За высокими воротами змеится поросшая травянистым узором тропинка из древней растрескавшейся плитки. По обе стороны от нее беспорядочно разбросаны чахлые деревца и приземистые кустики, а кое-где даже возвышаются небольшие перелески, растущие прямо на территории интерната. Вдалеке справа, укутанное покрывалом еще не облетевшей листвы и тумана, виднеется грязно-белое здание в пять этажей. Далекие окна черны: видать, обитатели комнат еще спят.

Гляжу вдаль, пытаюсь рассмотреть, что еще меня ждет в этом плененном тиной захолустье. Вижу нечто двухэтажное, со старыми покосившимися рамами окон и выцветшими бирюзовыми стенами. Еще дальше… другое здание, но характерных черт отсюда уже не разглядеть.

Прерывая мою рекогносцировку, клочья тумана вдруг расступаются, и я щурюсь, пытаясь рассмотреть, перед кем. С удивлением распознаю фигуру подростка – моего возраста, может, даже младше. У фигуры длинные волосы, забранные в высокий хвост, маятником раскачивающийся сзади с каждым пружинящим шагом. На лоб падает челка, и я делаю окончательный вывод, что направляется ко мне все-таки девчонка, хотя по ее бесформенной серой толстовке, болтающимся джинсам и угловатому телу легко принять ее за тщедушного паренька.

Девчонка идет одна, взрослых при ней нет. Походка у нее, несмотря на нервозную пружинистость, уверенная, целеустремленная. Так ходят те, кто знает, чего хочет, и не испытывает сомнений. Сразу понятно: она здесь давно.

Сумка с вещами с грохотом падает к моим ногам, и я чуть не подпрыгиваю от неожиданности.

– Твои вещи, – слышу я. На секунду растерявшись, я напрочь забываю о своем желании рассмотреть лицо водителя. Прихожу в себя, оборачиваюсь, но вот уже снова вижу Затылка только со спины. Он садится в машину, колеса мягко шуршат по траве и снова вгрызаются в гравий.

Не успеваю разобраться, что ощущаю: облегчение или напряжение. Из раздумий меня вырывает заунывный стон ворот. Вроде, девчонка только что была достаточно далеко, и вот уже вышла за территорию интерната…

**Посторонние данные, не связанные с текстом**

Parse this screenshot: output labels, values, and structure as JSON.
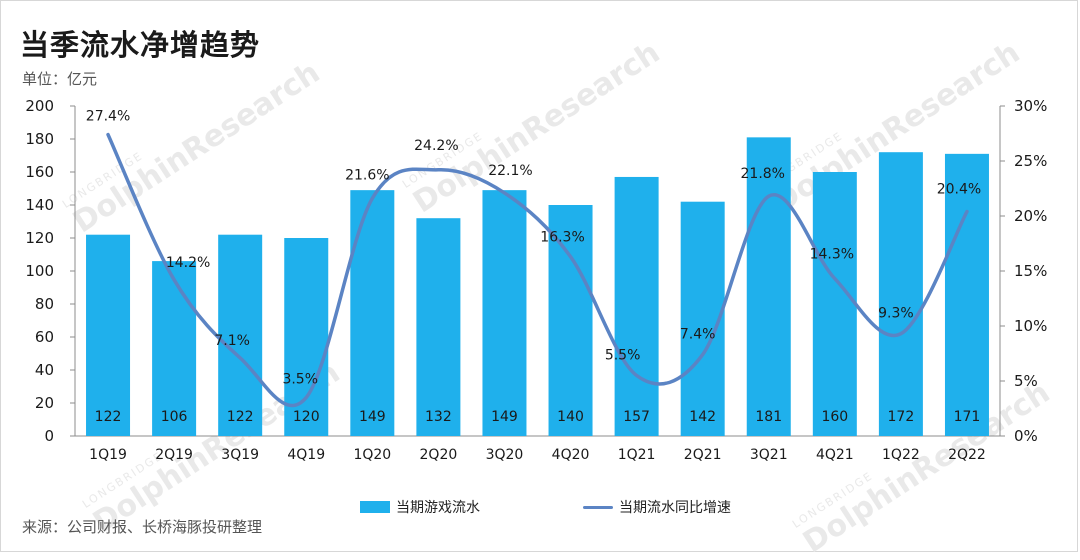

… и уставилась на меня. Нехорошим таким взглядом. Оценивающим, серьезным и будто потухшим, словно сам факт моего приезда для нее – одно большое разочарование и нешуточная головная боль. Ничего не скажешь, хорошенькое начало.

Заговаривать первой девчонка не спешит. Видимо, приветствовать новичков здесь не принято. А мне молчать совсем уж невмоготу, по крайней мере, не после командирских реплик Затылка. Только, что говорить, я даже не представляю, поэтому, не раздумывая, выпаливаю:

– Ого! Тут открыто? А я думал, ворота запираться должны.

Девчонка смотрит на меня, как на последнего дурачка. По правде говоря, под такими вот молчаливыми оценивающими взглядами я себя именно так и чувствую, поэтому в ответ, как правило, либо теряюсь, либо злюсь. Никто не любит застенчивых, так что сейчас мне бы разозлиться, не то эта девчонка будет первой, у кого здесь появится повод меня цеплять. Но я, как назло, тушуюсь, нервно переступаю с ноги на ногу и не знаю, куда себя деть.

– Здесь незачем запирать, – наконец отзывается девчонка. Голос у нее оказывается взрослым и удивительно хриплым, как если бы она курила с пеленок. Этот голос, по мне, совсем с ней не вяжется. И пока я пытаюсь соотнести увиденное с услышанным, она продолжает: – Уходить тут некуда. Ты разве не заметил, пока тебя везли?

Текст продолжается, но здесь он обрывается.